OGH 1Ob10/15z

OGH1Ob10/15z23.4.2015

Der Oberste Gerichtshof hat durch den Senatspräsidenten Hon.‑Prof. Dr. Sailer als Vorsitzenden sowie die Hofräte Univ.‑Prof. Dr. Bydlinski, Mag. Wurzer und Mag. Dr. Wurdinger und die Hofrätin Dr. Hofer‑Zeni‑Rennhofer in der Rechtssache der klagenden Partei M***** G*****, vertreten durch Dr. Franz Unterasinger, Rechtsanwalt in Graz, und der Nebenintervenientin auf Seiten der klagenden Partei Republik Österreich (Öffentliches Wassergut), vertreten durch die Finanzprokuratur, Wien 1, Singerstraße 17‑19, gegen die beklagte Partei Agrargemeinschaft Ortschaft L*****, vertreten durch Dr. Gerhard Seirer und Mag. Herbert Weichselbraun, M.B.L., Rechtsanwälte in Lienz, wegen Feststellung und Einwilligung, über die Rekurse der klagenden Partei und der Nebenintervenientin auf Seiten der klagenden Partei gegen den Beschluss des Landesgerichts Klagenfurt als Berufungsgericht vom 9. Juli 2014, GZ 3 R 38/14v‑48, mit dem das Urteil des Bezirksgerichts Hermagor vom 11. Dezember 2013, GZ 1 C 84/11h‑42, aufgehoben wurde, in nichtöffentlicher Sitzung den

Beschluss

gefasst:

European Case Law Identifier: ECLI:AT:OGH0002:2015:0010OB00010.15Z.0423.000

 

Spruch:

I. Der Rekurs der Nebenintervenientin auf Seiten der klagenden Partei wird zurückgewiesen.

Die klagende Partei ist schuldig der beklagten Partei die mit 614,85 EUR (darin 102,47 EUR USt) bestimmten Kosten der Beantwortung des Rekurses der Nebenintervenientin binnen 14 Tagen zu ersetzen.

II. Dem Rekurs der klagenden Partei wird nicht Folge gegeben.

Die Kosten des Rekurses der klagenden Partei und deren Beantwortung sind weitere Verfahrenskosten.

Begründung:

Rechtliche Beurteilung

Die Streitteile sind Eigentümer zweier an der G***** liegender, benachbarter Grundstücke.

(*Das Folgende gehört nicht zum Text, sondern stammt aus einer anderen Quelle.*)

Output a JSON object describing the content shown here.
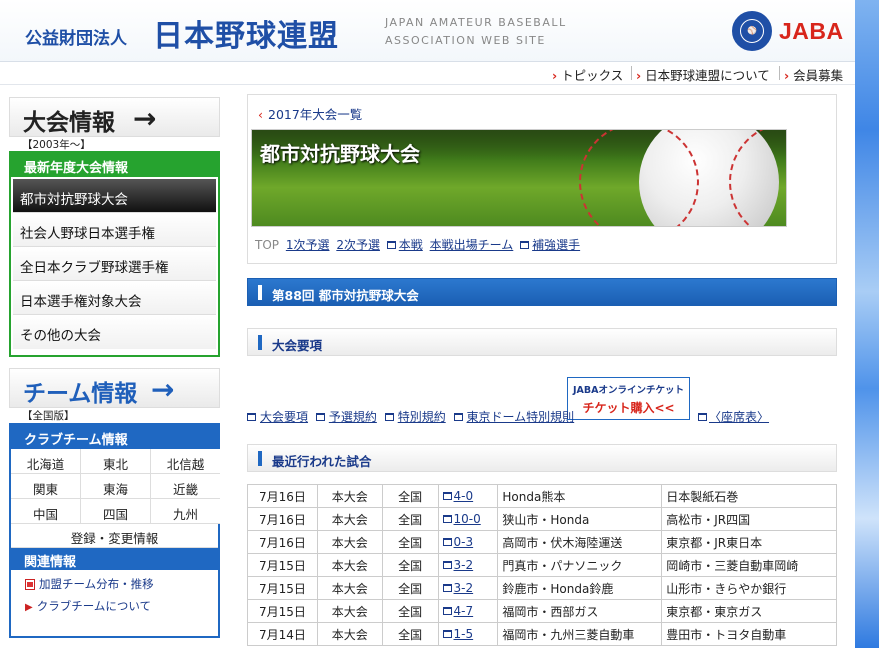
{
  "header": {
    "org_prefix": "公益財団法人",
    "org_name": "日本野球連盟",
    "eng_line1": "JAPAN AMATEUR BASEBALL",
    "eng_line2": "ASSOCIATION WEB SITE",
    "brand": "JABA",
    "seal_text": "JAPAN AMATEUR BASEBALL ASSOCIATION"
  },
  "topnav": [
    "トピックス",
    "日本野球連盟について",
    "会員募集"
  ],
  "sidebar": {
    "tournament": {
      "title": "大会情報",
      "period": "【2003年～】",
      "section": "最新年度大会情報",
      "items": [
        "都市対抗野球大会",
        "社会人野球日本選手権",
        "全日本クラブ野球選手権",
        "日本選手権対象大会",
        "その他の大会"
      ]
    },
    "team": {
      "title": "チーム情報",
      "edition": "【全国版】",
      "section": "クラブチーム情報",
      "regions": [
        "北海道",
        "東北",
        "北信越",
        "関東",
        "東海",
        "近畿",
        "中国",
        "四国",
        "九州"
      ],
      "register": "登録・変更情報",
      "related_title": "関連情報",
      "related_links": [
        "加盟チーム分布・推移",
        "クラブチームについて"
      ]
    }
  },
  "main": {
    "back_link": "2017年大会一覧",
    "banner_title": "都市対抗野球大会",
    "tabs": [
      "TOP",
      "1次予選",
      "2次予選",
      "本戦",
      "本戦出場チーム",
      "補強選手"
    ],
    "event_heading": "第88回 都市対抗野球大会",
    "outline_heading": "大会要項",
    "doc_links": [
      "大会要項",
      "予選規約",
      "特別規約",
      "東京ドーム特別規則"
    ],
    "ticket_line1": "JABAオンラインチケット",
    "ticket_line2": "チケット購入<<",
    "seat_link": "〈座席表〉",
    "recent_heading": "最近行われた試合",
    "games": [
      {
        "date": "7月16日",
        "stage": "本大会",
        "area": "全国",
        "score": "4-0",
        "winner": "Honda熊本",
        "loser": "日本製紙石巻"
      },
      {
        "date": "7月16日",
        "stage": "本大会",
        "area": "全国",
        "score": "10-0",
        "winner": "狭山市・Honda",
        "loser": "高松市・JR四国"
      },
      {
        "date": "7月16日",
        "stage": "本大会",
        "area": "全国",
        "score": "0-3",
        "winner": "高岡市・伏木海陸運送",
        "loser": "東京都・JR東日本"
      },
      {
        "date": "7月15日",
        "stage": "本大会",
        "area": "全国",
        "score": "3-2",
        "winner": "門真市・パナソニック",
        "loser": "岡崎市・三菱自動車岡崎"
      },
      {
        "date": "7月15日",
        "stage": "本大会",
        "area": "全国",
        "score": "3-2",
        "winner": "鈴鹿市・Honda鈴鹿",
        "loser": "山形市・きらやか銀行"
      },
      {
        "date": "7月15日",
        "stage": "本大会",
        "area": "全国",
        "score": "4-7",
        "winner": "福岡市・西部ガス",
        "loser": "東京都・東京ガス"
      },
      {
        "date": "7月14日",
        "stage": "本大会",
        "area": "全国",
        "score": "1-5",
        "winner": "福岡市・九州三菱自動車",
        "loser": "豊田市・トヨタ自動車"
      }
    ]
  }
}
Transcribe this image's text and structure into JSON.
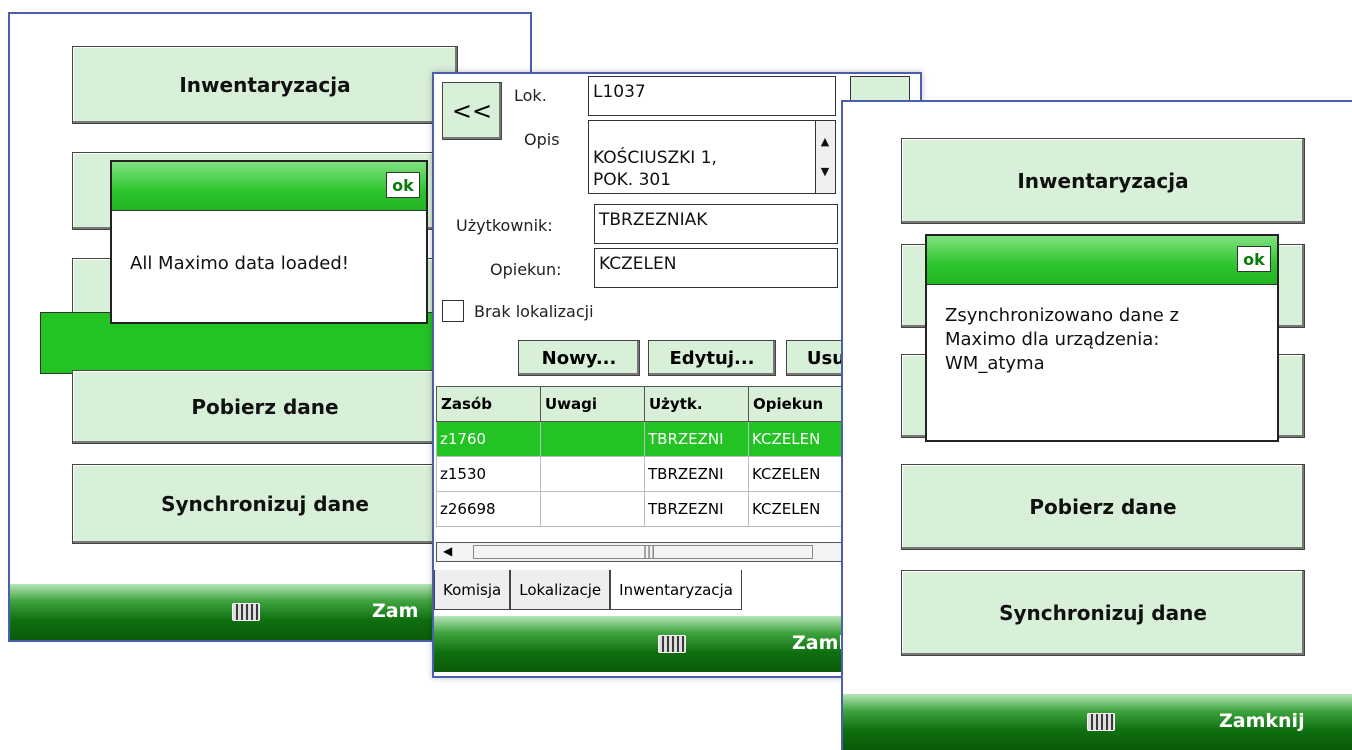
{
  "screen_left": {
    "buttons": {
      "inventory": "Inwentaryzacja",
      "download": "Pobierz dane",
      "sync": "Synchronizuj dane"
    },
    "dialog": {
      "ok": "ok",
      "message": "All Maximo data loaded!"
    },
    "taskbar": {
      "close": "Zam"
    }
  },
  "screen_middle": {
    "back": "<<",
    "labels": {
      "lok": "Lok.",
      "opis": "Opis",
      "user": "Użytkownik:",
      "keeper": "Opiekun:",
      "no_location": "Brak lokalizacji"
    },
    "values": {
      "lok": "L1037",
      "opis": "KOŚCIUSZKI 1,\nPOK. 301",
      "user": "TBRZEZNIAK",
      "keeper": "KCZELEN"
    },
    "buttons": {
      "new": "Nowy...",
      "edit": "Edytuj...",
      "delete": "Usu"
    },
    "table": {
      "headers": [
        "Zasób",
        "Uwagi",
        "Użytk.",
        "Opiekun"
      ],
      "rows": [
        [
          "z1760",
          "",
          "TBRZEZNI",
          "KCZELEN"
        ],
        [
          "z1530",
          "",
          "TBRZEZNI",
          "KCZELEN"
        ],
        [
          "z26698",
          "",
          "TBRZEZNI",
          "KCZELEN"
        ]
      ],
      "selected_row": 0
    },
    "tabs": [
      "Komisja",
      "Lokalizacje",
      "Inwentaryzacja"
    ],
    "active_tab": "Inwentaryzacja",
    "taskbar": {
      "close": "Zamk"
    }
  },
  "screen_right": {
    "buttons": {
      "inventory": "Inwentaryzacja",
      "download": "Pobierz dane",
      "sync": "Synchronizuj dane"
    },
    "dialog": {
      "ok": "ok",
      "message": "Zsynchronizowano dane z\nMaximo dla urządzenia:\nWM_atyma"
    },
    "taskbar": {
      "close": "Zamknij"
    }
  },
  "colors": {
    "accent_green": "#22c322",
    "button_bg": "#d8efd8",
    "frame_blue": "#4a5fb0"
  },
  "icons": {
    "keyboard": "keyboard-icon",
    "scroll_up": "arrow-up-icon",
    "scroll_down": "arrow-down-icon"
  }
}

Nach dem Stand der Katastralmappe fließt durch das ‑ südlich von jenem des Klägers liegenden ‑ Grundstück der beklagten Partei in west‑östlicher Richtung der O***** Bach (kurz Bach) und mündet dann in die G*****.

Der Kläger begehrt die Feststellung, dass er Eigentümer der nördlich des Baches liegende Teilfläche des Grundstücks der beklagten Partei sei, sowie die Einwilligung zur Durchführung der für die Ab‑ und Zuschreibung dieser Teilfläche im Grundbuch notwendigen Maßnahmen. Der Bach sei schon immer die Grenze gewesen; er habe diese Fläche durch mehr als 60-jährige gutgläubige Nutzung ersessen.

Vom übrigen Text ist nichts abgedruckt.